Au fond, plus qu’un retour en arrière, les Daft Punk défendent dans Random Access Memories l’idée que la musique électronique peut évoluer autrement que par une fuite en avant technologique ; ils refusent l’injonction de sonner « numérique », très présente dans le discours de critiques comme Simon Reynolds ou Sofian Fanen.
Du « homework » aux « teachers »
Dans leur premier album Homework (1997), les Daft Punk se présentaient en élèves faisant leurs devoirs : leurs « maîtres », les artistes anglo-saxons qui les avaient inspirés sont énumérés dans la chanson « Teachers ». À la sortie de Random Access Memories, devenus l’influence majeure d’une nouvelle génération, c’est à leur tour de montrer la voie : « Give Life Back to Music » exhorte leurs contemporains à « redonner vie à la musique » et « Giorgio by Moroder » vante le parcours de précurseur de l’intéressé.

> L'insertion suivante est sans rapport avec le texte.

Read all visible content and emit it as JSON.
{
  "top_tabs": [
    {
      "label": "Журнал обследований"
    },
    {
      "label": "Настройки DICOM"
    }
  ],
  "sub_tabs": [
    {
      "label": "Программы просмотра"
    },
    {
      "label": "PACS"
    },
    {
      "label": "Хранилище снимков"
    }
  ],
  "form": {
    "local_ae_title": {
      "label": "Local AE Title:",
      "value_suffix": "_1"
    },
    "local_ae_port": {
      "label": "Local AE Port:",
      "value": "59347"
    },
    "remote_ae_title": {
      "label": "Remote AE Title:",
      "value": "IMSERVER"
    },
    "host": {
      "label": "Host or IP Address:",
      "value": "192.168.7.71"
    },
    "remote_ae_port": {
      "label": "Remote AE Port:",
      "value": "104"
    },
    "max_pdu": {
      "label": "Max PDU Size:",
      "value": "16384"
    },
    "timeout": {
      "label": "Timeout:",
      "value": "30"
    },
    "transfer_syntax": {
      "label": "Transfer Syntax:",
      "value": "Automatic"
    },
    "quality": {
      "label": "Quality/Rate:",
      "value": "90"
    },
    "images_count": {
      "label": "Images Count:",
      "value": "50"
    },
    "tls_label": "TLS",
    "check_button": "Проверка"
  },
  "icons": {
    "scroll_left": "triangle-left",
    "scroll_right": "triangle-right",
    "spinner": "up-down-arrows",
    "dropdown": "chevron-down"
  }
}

Mais leur « enseignement » passe surtout par l’exemple de leur propre démarche créative. Dans leurs interviews, les Daft Punk défendent une certaine vision de l’ambition artistique, qui consiste à bousculer les normes établies pour « ouvrir le champ des possibilités », ce qui se traduit de différentes manières dans Random Access Memories.
Cet album révèle par exemple un travail important sur les structures. Les formes standards comme le couplet-refrain de « Get Lucky » y sont peu communes, et certaines chansons ont des structures très singulières comme « Touch ». D’une durée dépassant huit minutes, elle donne l’impression d’une suite de sections enchaînées sans cohérence particulière, mais en y prêtant attention on peut y déceler deux thèmes vocaux distincts, successivement introduits, exposés et développés avant d’être mêlés l’un à l’autre en conclusion. « Touch » est également le point central d’une structuration globale à l’échelle de l’album (7e piste sur 13), qui comporte également une progression harmonique et thématique cohérente.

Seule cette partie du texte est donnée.